In the Murphey case a soldier negligently drove an army vehicle onto a narrow bridge in the face of an oncoming group of pedestrians, thereby causing one of them to fall to her death. There, as here, the sole question was whether the soldier was acting within the scope of his employment at the time. In holding that he was, the two-judge majority relied on the following facts. Twenty Air Corps soldiers staffed a radar post about three miles from the small town of Klamath, Oregon, which was their only available source of entertainment. Under the authority of the commanding officer pursuant to Army Regulations 700-105(28), a truck was provided for nightly visits to Klamath for the men's entertainment. The pertinent Regulation provides that Army vehicles may be used by special direction of the Commanding Officer for transporting personnel in connection with authorized, organized and supervised recreational welfare and morale building activities. Once the men reached Klamath the truck was to be parked by a certain *210 building and left there until time for the return trip. On the night in question this was not done. Instead, the driver, accompanied by another soldier, used it to drive to an Indian ceremonial dance being held two or three blocks from the center of town. The accident happened while they were en route. The District Court was reversed on the ground that the driver's recreational use of the truck for himself, after bringing the other soldiers into town, was a military employment because it was as important to the United States to maintain the morale of one soldier as of many and the Indian ceremonial would fall within the class of "authorized * * * recreational activities" as certainly as would motion picture shows or dances. The court cautioned, however, that it was here concerned only with specifically allowed amusements and that its decision did not mean that "in any case where the soldier is on a frolic of his own he can make the government liable simply because he there found entertainment."

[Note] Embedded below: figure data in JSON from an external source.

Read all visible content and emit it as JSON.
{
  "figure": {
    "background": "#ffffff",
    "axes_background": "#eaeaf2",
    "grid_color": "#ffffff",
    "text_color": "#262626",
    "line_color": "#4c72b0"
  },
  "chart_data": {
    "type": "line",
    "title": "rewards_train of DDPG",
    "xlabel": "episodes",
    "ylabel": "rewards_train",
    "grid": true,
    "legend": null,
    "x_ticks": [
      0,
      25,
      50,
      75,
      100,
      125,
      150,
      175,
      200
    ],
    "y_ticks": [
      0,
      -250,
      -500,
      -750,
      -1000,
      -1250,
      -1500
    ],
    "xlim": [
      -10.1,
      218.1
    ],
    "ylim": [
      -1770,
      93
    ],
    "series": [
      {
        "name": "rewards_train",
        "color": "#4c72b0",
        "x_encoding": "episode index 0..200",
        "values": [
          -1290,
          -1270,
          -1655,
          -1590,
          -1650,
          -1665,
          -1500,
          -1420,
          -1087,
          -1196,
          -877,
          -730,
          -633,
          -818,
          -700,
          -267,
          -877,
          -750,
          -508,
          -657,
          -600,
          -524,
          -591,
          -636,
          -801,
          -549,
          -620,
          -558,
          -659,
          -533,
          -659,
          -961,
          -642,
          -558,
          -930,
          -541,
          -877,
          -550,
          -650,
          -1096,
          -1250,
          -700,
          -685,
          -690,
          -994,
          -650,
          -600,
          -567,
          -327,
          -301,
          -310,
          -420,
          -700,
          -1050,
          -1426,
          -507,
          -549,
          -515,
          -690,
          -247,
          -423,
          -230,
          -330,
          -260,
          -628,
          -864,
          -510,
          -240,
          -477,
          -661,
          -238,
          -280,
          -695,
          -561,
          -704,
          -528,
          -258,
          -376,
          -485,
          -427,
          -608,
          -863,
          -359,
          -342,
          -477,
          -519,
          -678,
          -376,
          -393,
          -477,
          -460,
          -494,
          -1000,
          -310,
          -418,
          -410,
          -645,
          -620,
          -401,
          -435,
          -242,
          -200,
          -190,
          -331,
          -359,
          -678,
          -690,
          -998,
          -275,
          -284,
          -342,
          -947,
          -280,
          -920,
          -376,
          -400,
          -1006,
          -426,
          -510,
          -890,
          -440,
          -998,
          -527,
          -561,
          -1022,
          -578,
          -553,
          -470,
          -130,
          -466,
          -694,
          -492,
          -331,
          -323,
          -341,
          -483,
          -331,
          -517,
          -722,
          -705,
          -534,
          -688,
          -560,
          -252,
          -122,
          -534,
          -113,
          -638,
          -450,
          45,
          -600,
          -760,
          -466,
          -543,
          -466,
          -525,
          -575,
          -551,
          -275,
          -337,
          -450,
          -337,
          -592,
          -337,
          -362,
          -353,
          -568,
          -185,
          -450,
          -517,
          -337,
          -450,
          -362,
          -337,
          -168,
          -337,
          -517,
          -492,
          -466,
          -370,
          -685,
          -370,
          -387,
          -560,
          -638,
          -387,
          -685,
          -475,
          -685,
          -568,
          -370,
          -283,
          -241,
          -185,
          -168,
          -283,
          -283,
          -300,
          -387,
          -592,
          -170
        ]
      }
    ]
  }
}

Clearly in the present case Seabourn was on a frolic of his own. His use of the weapons carrier was not for the purpose of transporting personnel, under the special direction of his Commanding Officer, for any purpose authorized by the Regulation, nor was it incidental to such use. On the contrary, he used it as he might his private automobile in seeking personal entertainment. This was a use contrary to the express purpose of the trip ticket and one not authorized by any of his superior officers. To hold that in so doing he was acting within the scope of his military employment would be an unwarranted extension of the term for which even the liberal construction in the Murphey case would not be authority.

In accordance with the foregoing, therefore, it is by the court

Ordered that there be entered herein, upon findings of fact and conclusions of law, judgment in favor of the defendant and that the respective parties bear their own costs.